Great question. Man. I’m really curious what your thoughts on this, Jeff. One thing that I would say for us that has been really critical, is that I don’t know if you guys remember, back when Steve Jobs first announced the new iPhone, it was just the kind of glorious moment where he described the coming together of these three technologies. Basically your audio player, your phone, and your internet all wrapped up into one. And basically what I think this is all about is taking what Steve Jobs did by beautifully wrapping those into one package and pulling them back apart and saying, “Okay, you got to get… You can’t think about these devices, all-in-one devices, you got to introduce your kids to one element at a time, in a way that will really bless them for the stage that they’re at. So for us, the youngest stages, all we want our kids to have access to his audio books. And so, I love audio books, we’re huge audio book family.
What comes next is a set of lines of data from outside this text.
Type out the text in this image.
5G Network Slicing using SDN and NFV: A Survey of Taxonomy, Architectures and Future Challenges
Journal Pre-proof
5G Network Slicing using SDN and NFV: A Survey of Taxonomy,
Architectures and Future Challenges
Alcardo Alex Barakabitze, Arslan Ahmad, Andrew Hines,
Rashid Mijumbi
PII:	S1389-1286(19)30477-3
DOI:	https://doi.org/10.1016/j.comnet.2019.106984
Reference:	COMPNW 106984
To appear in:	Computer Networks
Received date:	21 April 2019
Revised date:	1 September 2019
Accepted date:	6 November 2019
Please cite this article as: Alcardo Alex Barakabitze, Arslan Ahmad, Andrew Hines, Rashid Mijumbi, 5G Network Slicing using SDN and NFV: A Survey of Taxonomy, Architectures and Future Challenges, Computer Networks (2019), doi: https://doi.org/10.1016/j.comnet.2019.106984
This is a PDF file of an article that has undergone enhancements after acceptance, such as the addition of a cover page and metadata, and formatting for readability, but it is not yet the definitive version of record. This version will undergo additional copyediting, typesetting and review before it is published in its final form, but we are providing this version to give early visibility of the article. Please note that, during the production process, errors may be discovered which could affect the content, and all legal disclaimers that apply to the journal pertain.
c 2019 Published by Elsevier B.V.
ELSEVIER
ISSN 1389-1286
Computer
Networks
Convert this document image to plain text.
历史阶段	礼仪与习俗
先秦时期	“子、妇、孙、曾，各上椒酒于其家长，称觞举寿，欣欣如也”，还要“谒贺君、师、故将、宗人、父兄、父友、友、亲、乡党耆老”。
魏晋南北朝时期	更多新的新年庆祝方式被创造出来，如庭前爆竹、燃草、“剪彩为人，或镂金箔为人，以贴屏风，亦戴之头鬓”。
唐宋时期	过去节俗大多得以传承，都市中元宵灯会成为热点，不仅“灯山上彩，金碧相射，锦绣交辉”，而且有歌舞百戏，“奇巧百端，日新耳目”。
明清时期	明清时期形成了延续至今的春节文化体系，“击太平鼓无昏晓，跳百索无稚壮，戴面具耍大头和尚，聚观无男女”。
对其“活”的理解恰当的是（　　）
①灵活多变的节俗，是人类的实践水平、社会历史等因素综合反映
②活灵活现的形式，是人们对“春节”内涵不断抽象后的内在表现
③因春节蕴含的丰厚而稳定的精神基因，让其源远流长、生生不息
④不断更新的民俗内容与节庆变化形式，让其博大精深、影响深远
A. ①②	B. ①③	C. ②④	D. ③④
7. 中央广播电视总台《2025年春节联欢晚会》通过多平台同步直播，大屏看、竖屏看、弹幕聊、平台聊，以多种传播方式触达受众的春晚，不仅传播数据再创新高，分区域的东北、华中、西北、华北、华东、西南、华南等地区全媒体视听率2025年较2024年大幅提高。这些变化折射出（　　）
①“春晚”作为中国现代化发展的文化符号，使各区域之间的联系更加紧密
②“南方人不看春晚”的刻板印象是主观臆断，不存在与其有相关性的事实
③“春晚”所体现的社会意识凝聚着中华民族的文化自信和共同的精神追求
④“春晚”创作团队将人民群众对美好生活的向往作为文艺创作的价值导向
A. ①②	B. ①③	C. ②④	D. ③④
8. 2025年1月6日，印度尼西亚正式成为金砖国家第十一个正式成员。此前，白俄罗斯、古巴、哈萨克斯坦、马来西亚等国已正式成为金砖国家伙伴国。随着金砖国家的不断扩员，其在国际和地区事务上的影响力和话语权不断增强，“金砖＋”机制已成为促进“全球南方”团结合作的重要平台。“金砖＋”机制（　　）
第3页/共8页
So we got MP3 players or we found ways to find old iPods or whatever, iPhones and just locked everything else down, deleted everything, zero. This is just an MP3 player. That was actually really hard to pull off, believe it or not. And then, it was slowly introducing them to one extra thing at a time. Okay, so now you’ve got that. Now we want you to do some creative stuff like you’re describing. So we’re going to put the camera on there. You can make videos, we’d love to see those videos, that’s awesome. Take pictures. But there’s no social media on there. There’s no internet access. There’s no browsers. And so, what we did is just slowly, carefully, every single app that got downloaded was a conversation. There was opportunity to test to pull back.

But the idea of just all of a sudden handing your 10-year-old or even your 15-year-old, a complete phone with everything, they had complete access to the app store, total access to the internet, total access to every social media app out there, that does seem like it’s kind of designed to fail. But Jeff, you thought a lot about this one.

Yep. Yeah. I mean, I agree. I think helpful principles that never… There’s helpful principles that never go away regardless of how you’re implementing them, right? So, yeah. Excuse me. On the toddler side of things, yeah, I think we’re low tech, you got to go super minimal, I think just brain development, all the different types of stuff. I won’t get into that, people kind of have seen us talk about that. But yeah, just low tech there. But then yeah, as they get older, you have to start opening horizons, but principles don’t change. And so what I mean by that is, one is, Andy Crouch uses this phrase of, “Put the technology on the fringes, not the center of your life,” right? So that should be true whether you’re 50, whether you’re 20, whether you’re 15, whether you’re 5. Technology shouldn’t be at the center of your life, humanized connections should be.

Secondly, another one would be contribution over consumption, right? Do you use technology to contribute or to consume? One thing I don’t like in these conversations is a lot of times it gets conflated of all tech use is the same. No, it’s not. Like watching a movie over in the corner by yourself is radically different than having an identity shaping family movie night. But it’s technically the same thing if you’re watching the same thing, right? But it’s not. So that’s the difference. And so, yeah. So for us and our kids, I’m already starting with Kinsley probably in the next couple of years. Yeah, I want her to learn video editing. I want her to learn music making and all these different types of things that will be contributing with technology. Let it be a tool to assist creativity and imagination, not to suck creativity and imagination out of you. And so, I think asking those questions, staying philosophical with it, then allows you to be a little bit more light-footed on how you come down and apply.